New tariff on used cars now to take effect Apr 30

Semiu Salami
Semiu Salami
Car importation

The 35 per cent levy on used cars expected to take effect from January 1st, 2015 has been deferred to April 30, 2015.

The Director-General/CEO National Automotive Council (NAC), Aminu Jalal in Abuja Wednesday explained in a press release that the deferment became imperative as a result of the delay occasioned by the inability of a partner bank from South Africa to commence operation in Nigeria due to the Ebola disease outbreak.

Jalal said the arrangement was for the establishment of affordable vehicle finance scheme that would allow Nigerians access loans at affordable interest rate to purchase new vehicles, adding that government cannot afford to put more burden on Nigerians by increase in levy on used vehicles when the finance scheme has not taken off.
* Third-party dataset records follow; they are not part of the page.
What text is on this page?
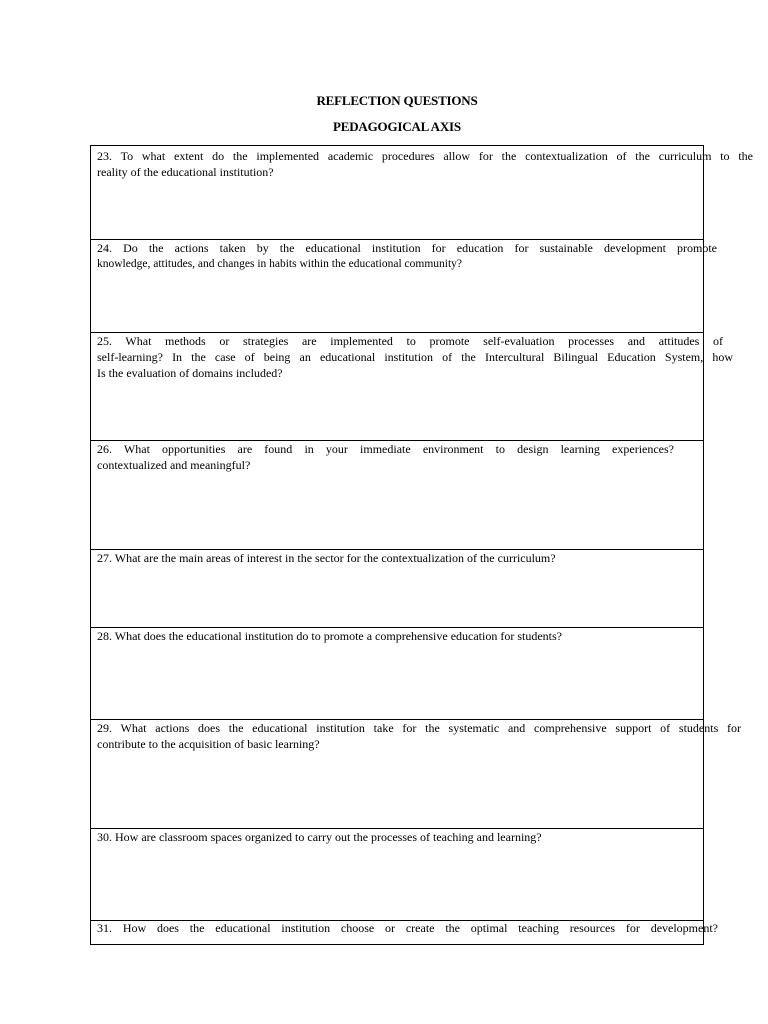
REFLECTION QUESTIONS
PEDAGOGICAL AXIS
23. To what extent do the implemented academic procedures allow for the contextualization of the curriculum to the
reality of the educational institution?
24. Do the actions taken by the educational institution for education for sustainable development promote
knowledge, attitudes, and changes in habits within the educational community?
25. What methods or strategies are implemented to promote self-evaluation processes and attitudes of
self-learning? In the case of being an educational institution of the Intercultural Bilingual Education System, how
Is the evaluation of domains included?
26. What opportunities are found in your immediate environment to design learning experiences?
contextualized and meaningful?
27. What are the main areas of interest in the sector for the contextualization of the curriculum?
28. What does the educational institution do to promote a comprehensive education for students?
29. What actions does the educational institution take for the systematic and comprehensive support of students for
contribute to the acquisition of basic learning?
30. How are classroom spaces organized to carry out the processes of teaching and learning?
31. How does the educational institution choose or create the optimal teaching resources for development?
“The arrangements for the establishment of the affordable vehicle finance scheme suffered delay of about four months due to the Ebola Viral Disease. The staff of the collaborating bank, Wesbank of South Africa, delayed their planned trip to Nigeria to set up operations from September 2014 to January 2015.

“Hence the new date for the start of operations of the financing scheme is April 2015. Accordingly, the CME/HMF has been asked to extend the levy deferment on used cars to 30 April 2015.”
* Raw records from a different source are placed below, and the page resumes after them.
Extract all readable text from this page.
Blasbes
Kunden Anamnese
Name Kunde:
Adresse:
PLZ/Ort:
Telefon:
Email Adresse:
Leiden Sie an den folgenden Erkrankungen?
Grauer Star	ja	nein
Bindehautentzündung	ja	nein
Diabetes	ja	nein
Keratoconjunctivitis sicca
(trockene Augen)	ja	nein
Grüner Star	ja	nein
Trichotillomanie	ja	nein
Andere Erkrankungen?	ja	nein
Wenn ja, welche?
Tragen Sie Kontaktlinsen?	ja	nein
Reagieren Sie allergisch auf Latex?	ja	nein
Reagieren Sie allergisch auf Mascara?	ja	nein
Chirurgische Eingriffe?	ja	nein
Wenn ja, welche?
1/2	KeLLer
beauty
“The government earlier deferred the imposition of the levy on used cars to December 31st 2014 to enable assembly plants ramp up enough production to satisfy demand. As you know, VON is assembling Hyundai and Nissan cars, PAN is assembling Peugeot cars, IVM started assembling cars and Dana Motors is assembling Kia cars.

“VW, Honda and Renault, amongst others, are expected to start assembly operations next year. VON, IVM and Kia also have cars costing N1.5 million – N2 million. So the industry can produce the vehicles we need in 2015.”

He said tariffs are increased on fully built units (FBU) vehicle imports under the market development, which is one of the five elements of the automotive policy. He, however, said these tariffs are to be reduced gradually over the years, as the vehicle assembly and local content operations gain momentum.

Putting the Nigerian vehicle market at approximately 400,000 vehicles annually, with about 300,000 imported as used, Jalal said the government has to balance vehicle supply and affordability with the production by the assembly plants.

He added that government has however put some measures in the policy to ensure vehicle supply and affordability.

These measures, he said, will ensure that assembly plants assemble affordable vehicles, the plants will import two FBU at concessionary duty for every one completely knocked down (CKD) and semi knocked down (SKD) they assemble in 2014/15. It will be one to one in 2016/17 and CKD and SKD (1) and SKD (2) tariffs are 0 percent, 5 percent and 10 percent respectively.

The measures, he said, will also allow new investors to be able to import FBU at concessionary duty in numbers to fill the gap between the supply by the assembly plants and demand and the affordable vehicle financing scheme to be set up to enable new vehicles purchase by Nigerians.